From 1837, Lear lived in Italy. In 1848 he journeyed to Greek lands for the first time. He enthusiastically aimed to depict the authentic physiognomy of the country. He bequeathed us hundreds of Greek landscapes painted in his unique style, and equally impressive, thoroughly detailed diaries and letters on his life in Greece. In Corfu, Edward Lear hired Giorgos Kokkalis as his servant. Kokkalis was Lear’s personal assistant and travel companion for the next thirty years. Lear learned Greek and was acquainted with the British circles of the Ionian islands, albeit only for professional reasons. He was fond of photography, but his principal technique consists in coloured wash drawings, later painted over with watercolour. Lear used to accompany his drawings with hand-written notes, usually on topography. He would paint the sketches over months or even years later. He travelled to the Ionian islands, Athens and Attica, Euboea, Boeotia, Epirus, Mount Athos, Thessaly, Macedonia, Albania, the Peloponnese, Crete and other islands, leaving behind him a total of approximately 3000 works, representative of an endeavour to interpret the Greek landscape. His pictures are an invaluable testimony on the country in the years following the Revolution, and preceding violent human intervention and the invasion of western elements.
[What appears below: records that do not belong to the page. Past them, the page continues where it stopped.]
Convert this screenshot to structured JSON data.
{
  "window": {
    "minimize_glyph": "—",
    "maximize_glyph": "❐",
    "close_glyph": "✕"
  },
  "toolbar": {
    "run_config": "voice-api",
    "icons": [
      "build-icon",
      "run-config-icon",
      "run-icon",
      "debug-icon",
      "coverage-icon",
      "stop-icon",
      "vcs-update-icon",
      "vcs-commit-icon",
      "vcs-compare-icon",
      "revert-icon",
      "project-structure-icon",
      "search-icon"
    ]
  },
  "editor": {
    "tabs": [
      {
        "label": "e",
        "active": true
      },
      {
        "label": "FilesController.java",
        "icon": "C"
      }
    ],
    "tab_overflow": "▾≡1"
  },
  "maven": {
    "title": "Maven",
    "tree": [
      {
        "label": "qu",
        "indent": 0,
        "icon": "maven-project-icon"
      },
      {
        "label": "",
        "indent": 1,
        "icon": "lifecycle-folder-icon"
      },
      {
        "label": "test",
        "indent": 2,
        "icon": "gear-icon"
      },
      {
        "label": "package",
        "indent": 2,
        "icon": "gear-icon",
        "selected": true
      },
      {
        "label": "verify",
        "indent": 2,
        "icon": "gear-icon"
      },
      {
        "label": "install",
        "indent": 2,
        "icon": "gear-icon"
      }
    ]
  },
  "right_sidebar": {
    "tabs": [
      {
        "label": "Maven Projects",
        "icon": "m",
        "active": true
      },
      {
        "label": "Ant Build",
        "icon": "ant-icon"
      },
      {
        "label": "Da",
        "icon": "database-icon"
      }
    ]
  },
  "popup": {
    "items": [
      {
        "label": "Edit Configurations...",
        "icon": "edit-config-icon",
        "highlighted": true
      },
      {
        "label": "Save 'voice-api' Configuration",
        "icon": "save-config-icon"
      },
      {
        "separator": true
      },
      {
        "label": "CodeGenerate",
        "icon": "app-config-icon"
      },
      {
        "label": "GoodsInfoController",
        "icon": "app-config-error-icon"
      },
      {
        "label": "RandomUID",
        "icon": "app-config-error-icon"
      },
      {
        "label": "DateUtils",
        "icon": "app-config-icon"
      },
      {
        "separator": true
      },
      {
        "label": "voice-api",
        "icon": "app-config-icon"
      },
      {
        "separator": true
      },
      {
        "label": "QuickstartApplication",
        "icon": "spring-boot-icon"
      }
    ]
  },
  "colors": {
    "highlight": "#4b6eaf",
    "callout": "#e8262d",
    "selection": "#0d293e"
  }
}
This edition describes two journeys of the author and artist to the European territories of the Ottoman Empire. In the first journey (September-November 1848), Lear travelled from Thessaloniki to Albania and from there to the coast of Epirus. The description of his second journey (April-June 1849) covers Epirus and Thessaly. In the introduction to his account, Lear deals with the adversities faced by travellers wishing to explore the region, and the necessary provisions for such a journey. At the same time, he expresses his admiration for the impressive mountain landscapes. The twenty images which illustrate the travel journal of this eminent landscape painter render space with fidelity, at the same time embellishing it through the discrete addition of human figures. Lear painted his landscapes from the optimal viewpoint, thus achieving to capture the unique beauty of each one of them.